German World War II submarine

German submarine U-420 was a Type VIIC U-boat built for the Kriegsmarine for service during World War II. She was laid down in the Danziger Werft as yard number 121, launched on 18 August 1942 and commissioned on 16 December the same year under Oberleutnant zur See Peter Högqvist. She then joined the 8th U-boat Flotilla for training before transferring to the 11th flotilla for operations.

==Design==
German Type VIIC submarines were preceded by the shorter Type VIIB submarines. U-420 had a displacement of 769 t when at the surface and 871 t while submerged. She had a total length of 67.10 m, a pressure hull length of 50.50 m, a beam of 6.20 m, a height of 9.60 m, and a draught of 4.74 m. The submarine was powered by two Germaniawerft F46 four-stroke, six-cylinder supercharged diesel engines producing a total of 2800 to 3200 PS for use while surfaced, two Siemens-Schuckert GU 343/38–8 double-acting electric motors producing a total of 750 PS for use while submerged. She had two shafts and two 1.23 m propellers. The boat was capable of operating at depths of up to 230 m.

The submarine had a maximum surface speed of 17.7 kn and a maximum submerged speed of 7.6 kn. When submerged, the boat could operate for 80 nmi at 4 kn; when surfaced, she could travel 8500 nmi at 10 kn. U-420 was fitted with five 53.3 cm torpedo tubes (four fitted at the bow and one at the stern), fourteen torpedoes, one 8.8 cm SK C/35 naval gun, 220 rounds, and two twin 2 cm C/30 anti-aircraft guns. The boat had a complement of between forty-four and sixty.

==Service history==

===First patrol===
U-420s first patrol involved her leaving Kiel on 12 June 1943 and arriving at Lorient in occupied France on 16 June 1943, having hugged the Norwegian coast and sailed around the north of Scotland. She then crossed the Atlantic, but was attacked on 3 July by a Canadian B-24 Liberator. The boat was hit by a Fido homing torpedo which killed two men and wounded a third. The boat sustained enough damage to force the patrol to be cut short.

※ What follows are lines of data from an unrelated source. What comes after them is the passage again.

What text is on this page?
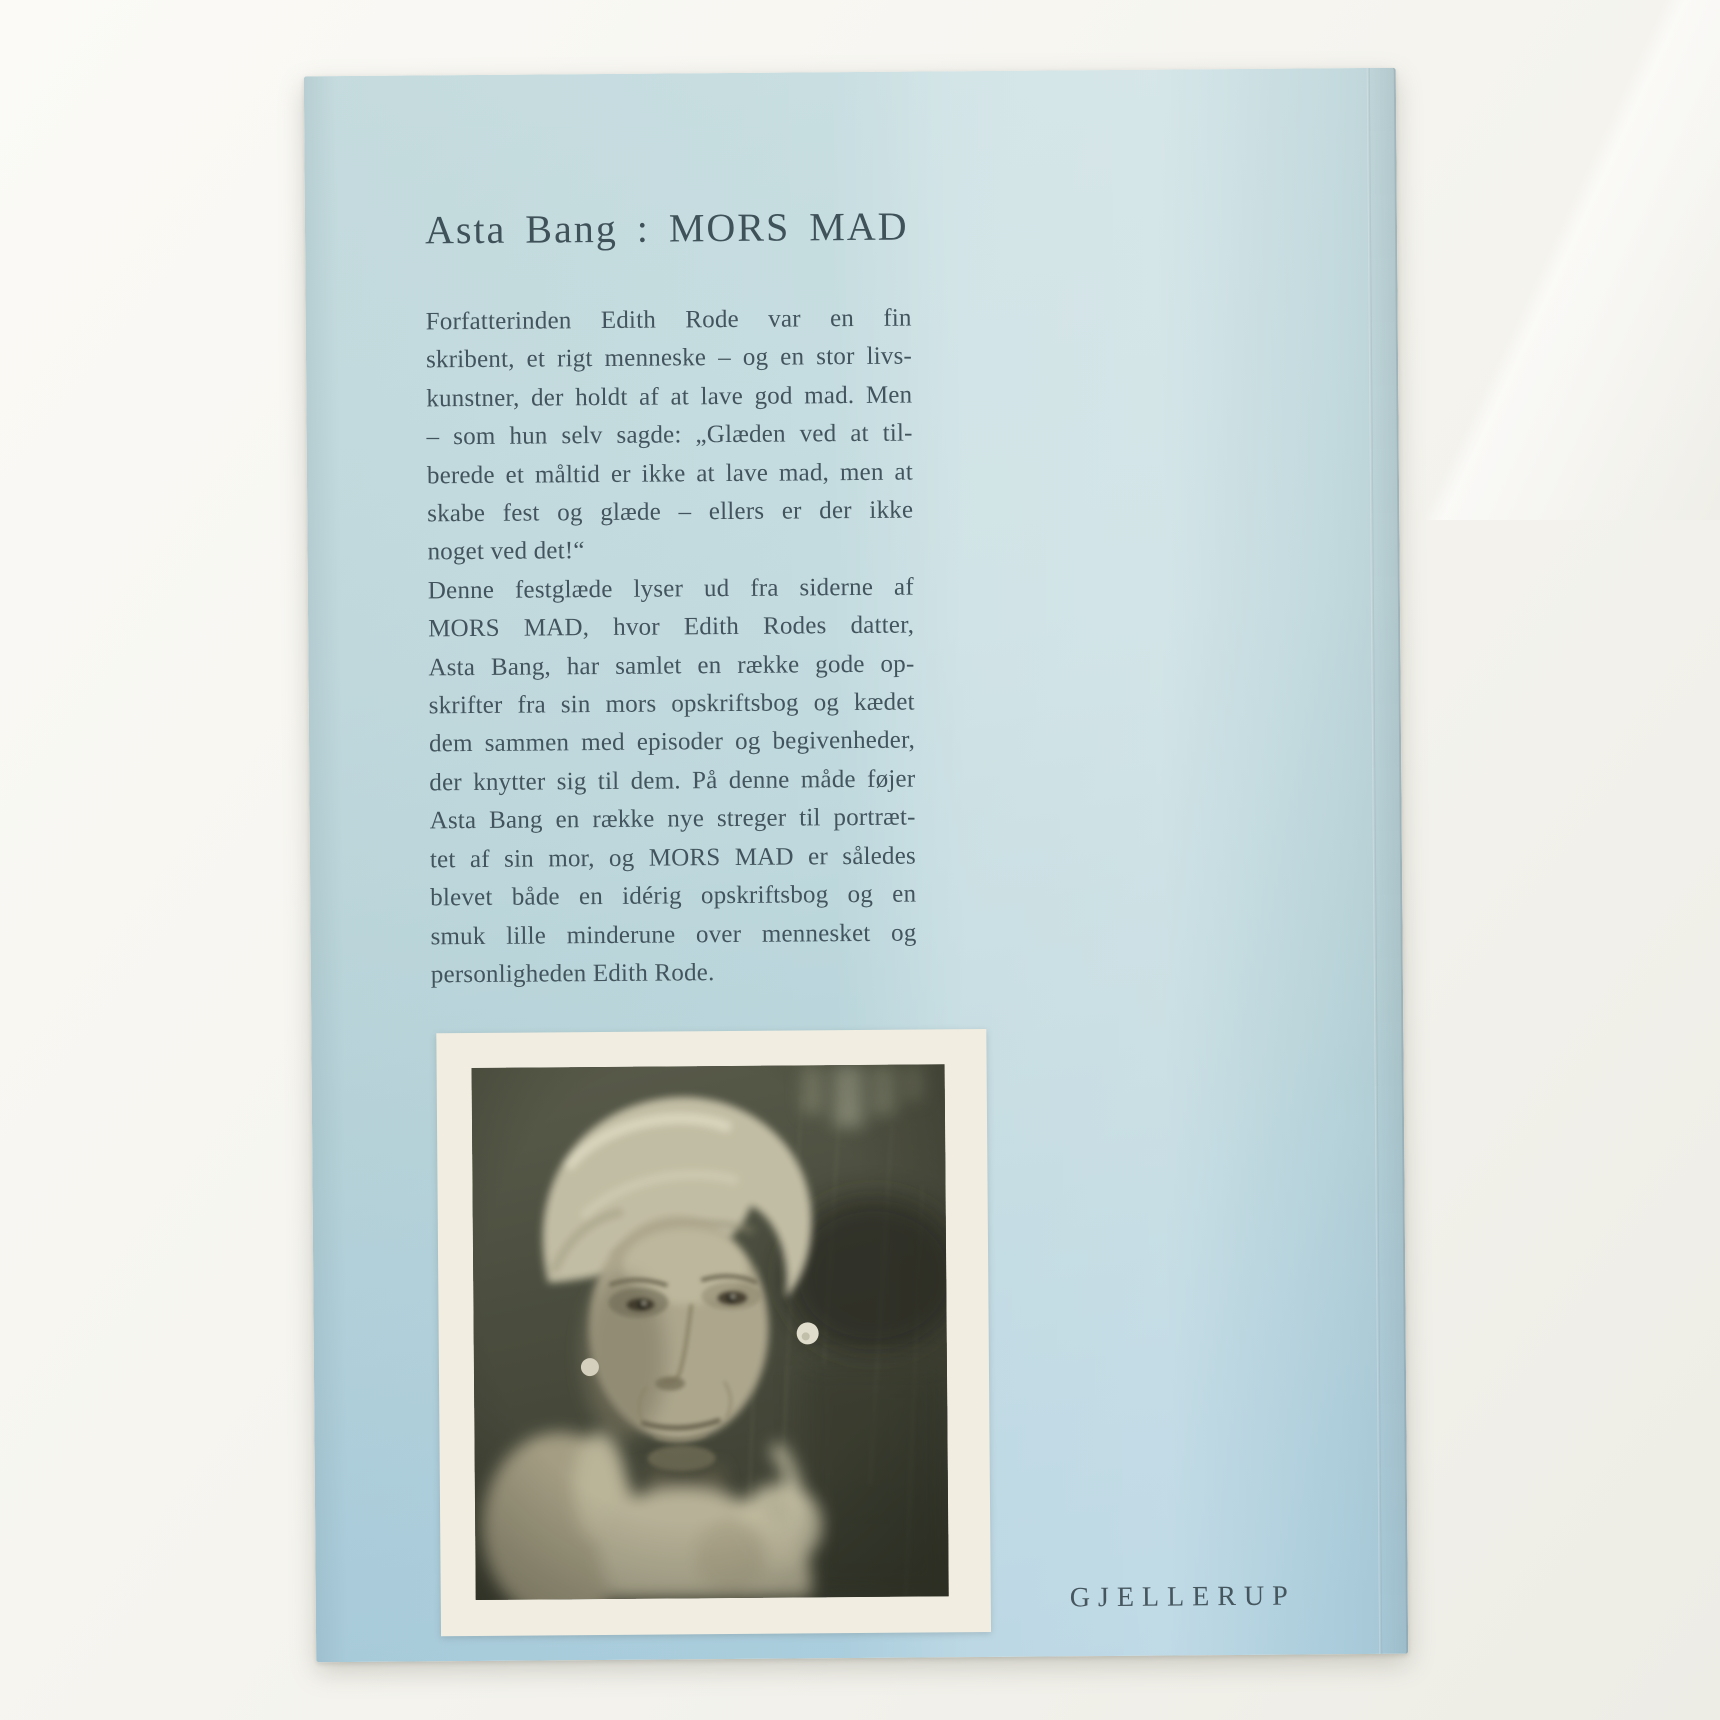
Asta Bang : MORS MAD
Forfatterinden Edith Rode var en fin
skribent, et rigt menneske – og en stor livs-
kunstner, der holdt af at lave god mad. Men
– som hun selv sagde: „Glæden ved at til-
berede et måltid er ikke at lave mad, men at
skabe fest og glæde – ellers er der ikke
noget ved det!“
Denne festglæde lyser ud fra siderne af
MORS MAD, hvor Edith Rodes datter,
Asta Bang, har samlet en række gode op-
skrifter fra sin mors opskriftsbog og kædet
dem sammen med episoder og begivenheder,
der knytter sig til dem. På denne måde føjer
Asta Bang en række nye streger til portræt-
tet af sin mor, og MORS MAD er således
blevet både en idérig opskriftsbog og en
smuk lille minderune over mennesket og
personligheden Edith Rode.
GJELLERUP
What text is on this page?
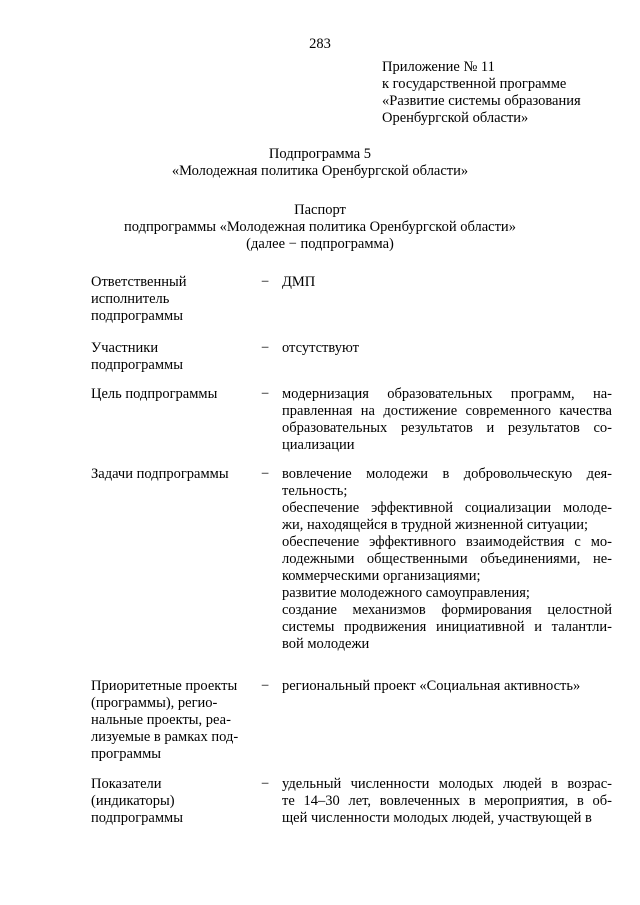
283
Приложение № 11
к государственной программе
«Развитие системы образования
Оренбургской области»
Подпрограмма 5
«Молодежная политика Оренбургской области»
Паспорт
подпрограммы «Молодежная политика Оренбургской области»
(далее − подпрограмма)

Ответственный

исполнитель

подпрограммы

− ДМП

Участники

подпрограммы

− отсутствуют

Цель подпрограммы	− модернизация образовательных программ, на-

правленная на достижение современного качества

образовательных результатов и результатов со-

циализации

Задачи подпрограммы	− вовлечение молодежи в добровольческую дея-

тельность;

обеспечение эффективной социализации молоде-

жи, находящейся в трудной жизненной ситуации;

обеспечение эффективного взаимодействия с мо-

лодежными общественными объединениями, не-

коммерческими организациями;

развитие молодежного самоуправления;

создание механизмов формирования целостной

системы продвижения инициативной и талантли-

вой молодежи

Приоритетные проекты

(программы), регио-

нальные проекты, реа-

лизуемые в рамках под-

программы

− региональный проект «Социальная активность»

Показатели

(индикаторы)

подпрограммы

− удельный численности молодых людей в возрас-

те 14–30 лет, вовлеченных в мероприятия, в об-

щей численности молодых людей, участвующей в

===Second patrol and loss===
Following a short transit voyage from Lorient to Brest, U-420 set off on her second patrol on 9 October 1943. After 20 October, she was never heard from again and her fate remains an unsolved mystery.

===Previously recorded fate===
A postwar assessment stated that U-420 was sunk on October 26, 1943 in the North Atlantic at position by depth charges from a Canadian B-24 Liberator of RCAF Squadron 10/A. This attack was actually against , inflicting no damage.